/nba-analytics

NBA source data from 1986-2014, plus example data load and query scripts. Have fun!

Primary LanguageJavaScript

Overview

This project makes available a fantastic historical data set of data from the National Basketball Association, for every game from 1985-86 to 2012-13. The data was originally made available here. Kudos to the author of that article for writing a scraper and pulling all this data one query at a time from the nba.com UI, which is the only way to access the data.

That source makes the data available as mongodb binary data set -- I have converted it to JSON and posted it here as part of this project, so anyone can more easily use it with any data store, language, library, etc.

Also included are scripts in node.js to load the data into Amazon's DynamoDB. Those tools were chosen only because my fortunes at that time led me to them -- as noted the data is in JSON so you can easily do with it what you will. The included code is an example of loading the data into one schema, and querying it in various ways.

Getting Started

Using the data set depends on the following dependencies.

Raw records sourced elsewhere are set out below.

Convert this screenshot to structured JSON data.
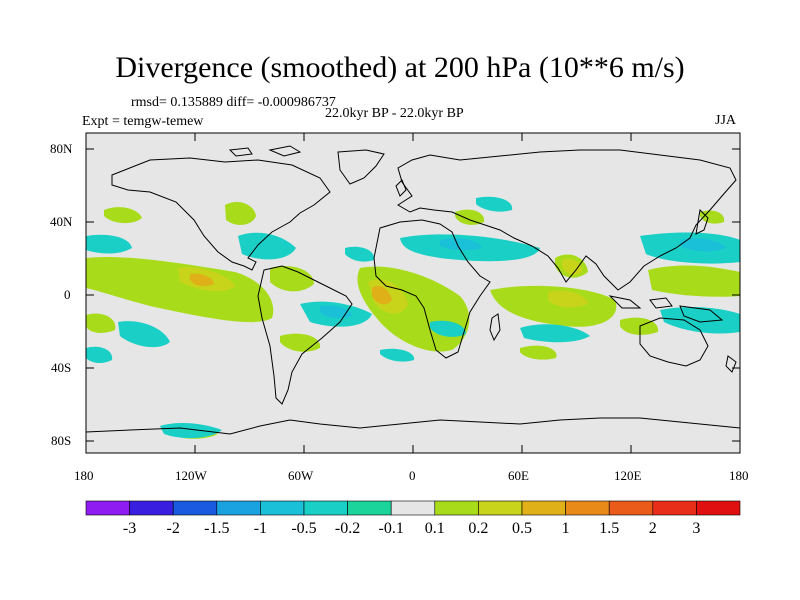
{
  "header": {
    "title": "Divergence (smoothed) at 200 hPa (10**6 m/s)",
    "stats": "rmsd= 0.135889  diff= -0.000986737",
    "experiment": "Expt = temgw-temew",
    "period": "22.0kyr BP - 22.0kyr BP",
    "season": "JJA"
  },
  "axes": {
    "lat_labels": [
      "80N",
      "40N",
      "0",
      "40S",
      "80S"
    ],
    "lon_labels": [
      "180",
      "120W",
      "60W",
      "0",
      "60E",
      "120E",
      "180"
    ]
  },
  "legend": {
    "labels": [
      "-3",
      "-2",
      "-1.5",
      "-1",
      "-0.5",
      "-0.2",
      "-0.1",
      "0.1",
      "0.2",
      "0.5",
      "1",
      "1.5",
      "2",
      "3"
    ],
    "colors": [
      "#8f1cf0",
      "#3a1ee0",
      "#1a5ae0",
      "#1aa2e0",
      "#1ac0d8",
      "#1ad0c6",
      "#1ad49c",
      "#e6e6e6",
      "#a8dc1a",
      "#c8d41a",
      "#e0b018",
      "#e88a18",
      "#ea5a18",
      "#e82e18",
      "#e01010"
    ]
  },
  "colors": {
    "background": "#e6e6e6",
    "coastline": "#000000"
  }
}
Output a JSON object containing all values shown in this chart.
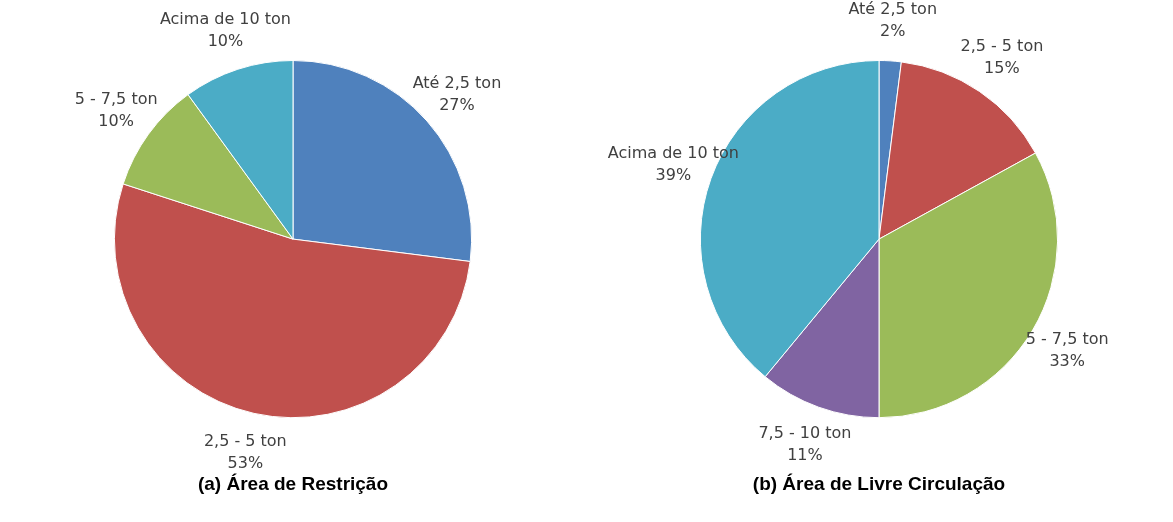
{
  "chart_data": [
    {
      "type": "pie",
      "title": "(a) Área de Restrição",
      "categories": [
        "Até 2,5 ton",
        "2,5 - 5 ton",
        "5 - 7,5 ton",
        "Acima de 10 ton"
      ],
      "values": [
        27,
        53,
        10,
        10
      ],
      "value_labels": [
        "27%",
        "53%",
        "10%",
        "10%"
      ],
      "colors": [
        "#4f81bd",
        "#c0504d",
        "#9bbb59",
        "#4bacc6"
      ],
      "legend": false
    },
    {
      "type": "pie",
      "title": "(b) Área de Livre Circulação",
      "categories": [
        "Até 2,5 ton",
        "2,5 - 5 ton",
        "5 - 7,5 ton",
        "7,5 - 10 ton",
        "Acima de 10 ton"
      ],
      "values": [
        2,
        15,
        33,
        11,
        39
      ],
      "value_labels": [
        "2%",
        "15%",
        "33%",
        "11%",
        "39%"
      ],
      "colors": [
        "#4f81bd",
        "#c0504d",
        "#9bbb59",
        "#8064a2",
        "#4bacc6"
      ],
      "legend": false
    }
  ]
}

  • node.js is installed. This code has been tested with node v0.10.32.
  • Install DynamoDB local. See here for instructions on downloading and running.
  • Create 'games' table using script in '/data/dynamodb/ddl/create_table__games.js'
  • ~/.aws/credentials file accessible like so:
[default]
aws_access_key_id=AKIAIOSFODNN7EXAMPLE
aws_secret_access_key=wJalrXUtnFEMI/K7MDENG/bPxRfiCYEXAMPLEKEY
  • ~/.aws/config file accessible like so:
[default]
region=us-east-1
output=json
  • 'games.txt' file is found at the location in 'PATH' var at top of '/data/dynamodb/load/load_data.js' source file. The default location for 'PATH' is '/data/source' and this will work with the inluded 'load_data.js' file as is. Unzip the included 'games.txt.gz' file into '/data/source'.
  • Run the 'load_data.js' script from node:
$ PROJECT_ROOT/data/load/node load_data.js